Encountered the same issue, turns out its an onnx limitation, models over 2Gb will be exported like this. It's still usable however, I followed the rest of the tutorial and all worked. As a workaround I went and quantized the split model and received a nice 600mb encoder in onnx format, as far as I know the quality loss should be minimal. You can give this a try:
import onnxruntime
from onnxruntime.quantization import QuantType
from onnxruntime.quantization.quantize import quantize_dynamic
out_onnx_model_quantized_path = "vit_h_encoder_quantized.onnx"

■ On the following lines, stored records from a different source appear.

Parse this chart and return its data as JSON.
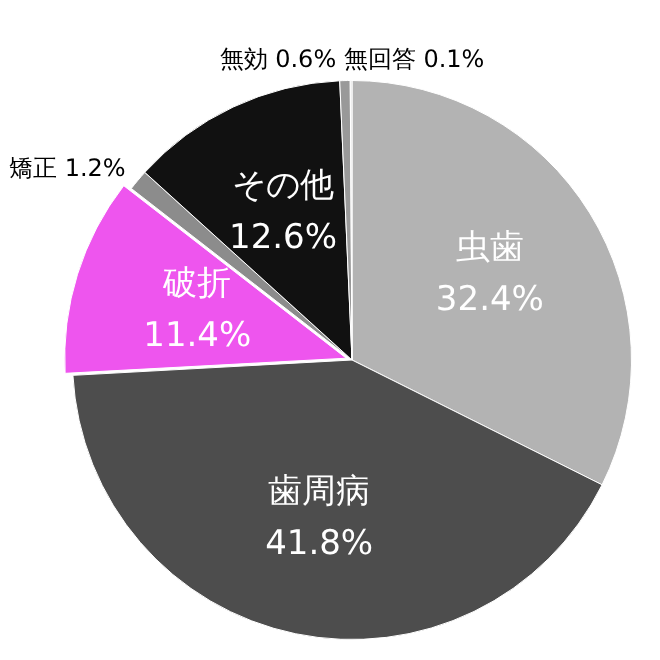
{
  "chart_data": {
    "type": "pie",
    "categories": [
      "虫歯",
      "歯周病",
      "破折",
      "矯正",
      "その他",
      "無効",
      "無回答"
    ],
    "values": [
      32.4,
      41.8,
      11.4,
      1.2,
      12.6,
      0.6,
      0.1
    ],
    "colors": [
      "#b3b3b3",
      "#4d4d4d",
      "#ee55ee",
      "#8c8c8c",
      "#111111",
      "#999999",
      "#dddddd"
    ],
    "value_labels": [
      "32.4%",
      "41.8%",
      "11.4%",
      "1.2%",
      "12.6%",
      "0.6%",
      "0.1%"
    ],
    "legend": false
  }
}
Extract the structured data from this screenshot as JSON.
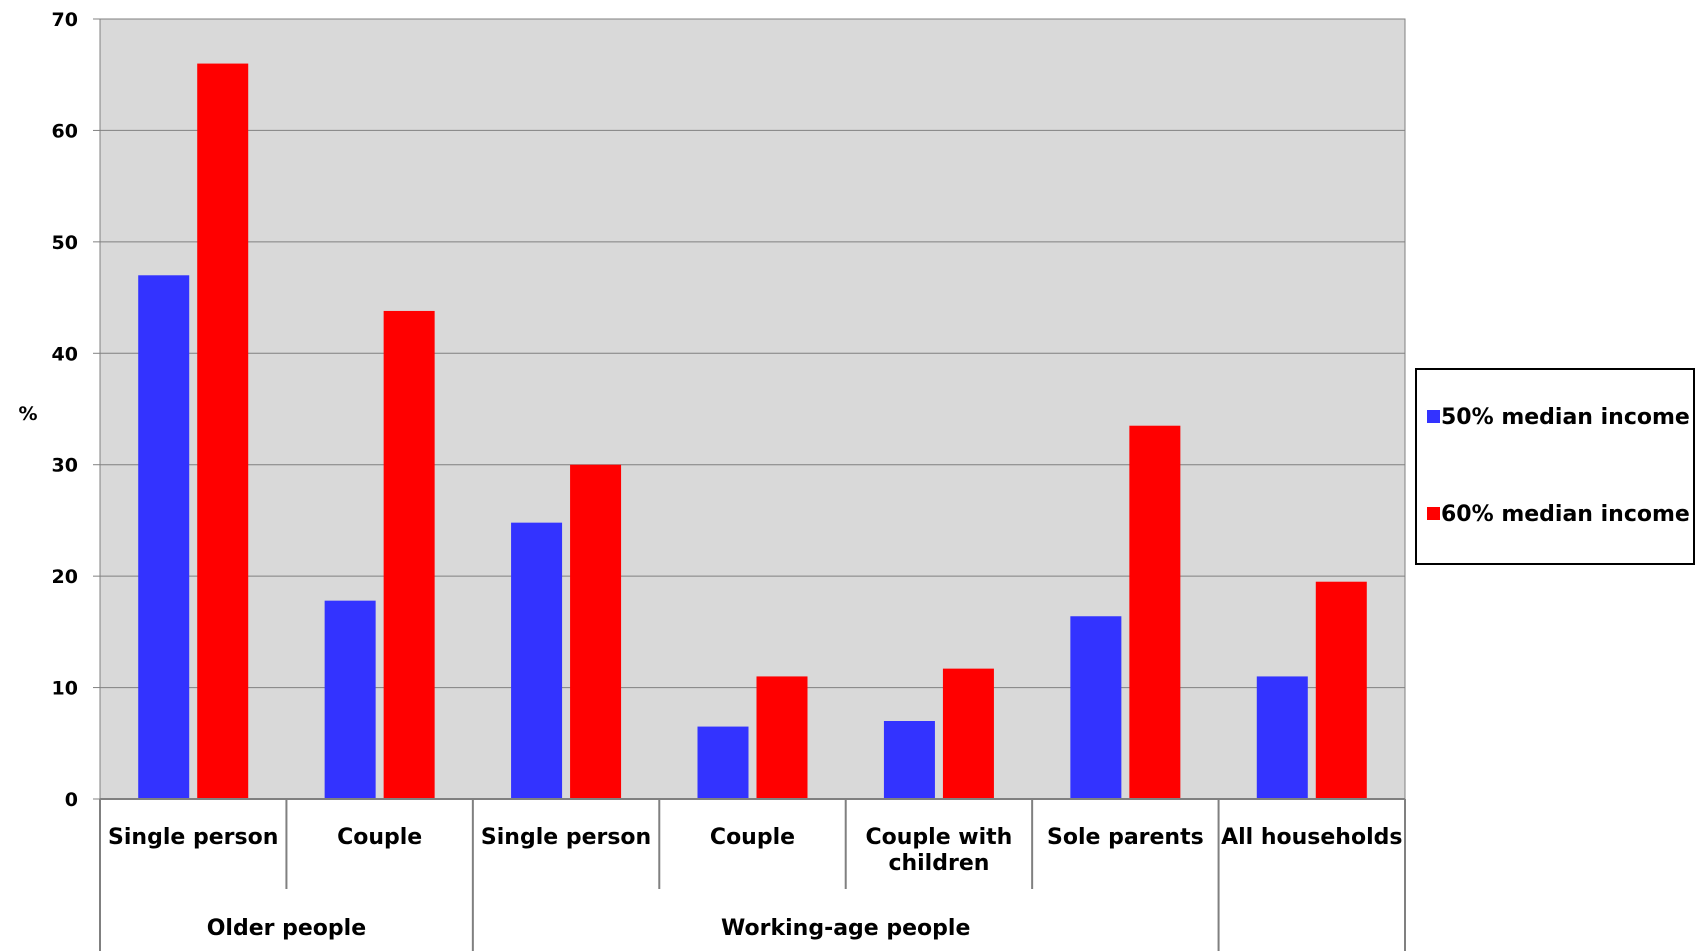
{
  "chart_data": {
    "type": "bar",
    "ylabel": "%",
    "ylim": [
      0,
      70
    ],
    "yticks": [
      0,
      10,
      20,
      30,
      40,
      50,
      60,
      70
    ],
    "grid": true,
    "legend_position": "right",
    "categories": [
      "Single person",
      "Couple",
      "Single person",
      "Couple",
      "Couple with children",
      "Sole parents",
      "All households"
    ],
    "groups": [
      {
        "label": "Older people",
        "categories": [
          0,
          1
        ]
      },
      {
        "label": "Working-age people",
        "categories": [
          2,
          3,
          4,
          5
        ]
      }
    ],
    "series": [
      {
        "name": "50% median income",
        "color": "#3333ff",
        "values": [
          47,
          17.8,
          24.8,
          6.5,
          7,
          16.4,
          11
        ]
      },
      {
        "name": "60% median income",
        "color": "#ff0000",
        "values": [
          66,
          43.8,
          30,
          11,
          11.7,
          33.5,
          19.5
        ]
      }
    ],
    "plot_background": "#d9d9d9"
  }
}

input_onnx_encoder_path = "vit_h_encoder.onnx" # Path to the encoder onnx file, all the other blocks files must be in the same dir!
quantize_dynamic(
model_input="input_onnx_encoder_path ",
model_output=onnx_model_quantized_path,
optimize_model=True,
per_channel=False,
reduce_range=False,
weight_type=QuantType.QUInt8,
)
Encountered the same issue, turns out its an onnx limitation, models over 2Gb will be exported like this. It's still usable however, I followed the rest of the tutorial and all worked. As a workaround I went and quantized the split model and received a nice 600mb encoder in onnx format, as far as I know the quality loss should be minimal. You can give this a try:
Or simply use one of the smaller SAM models.
Thank you!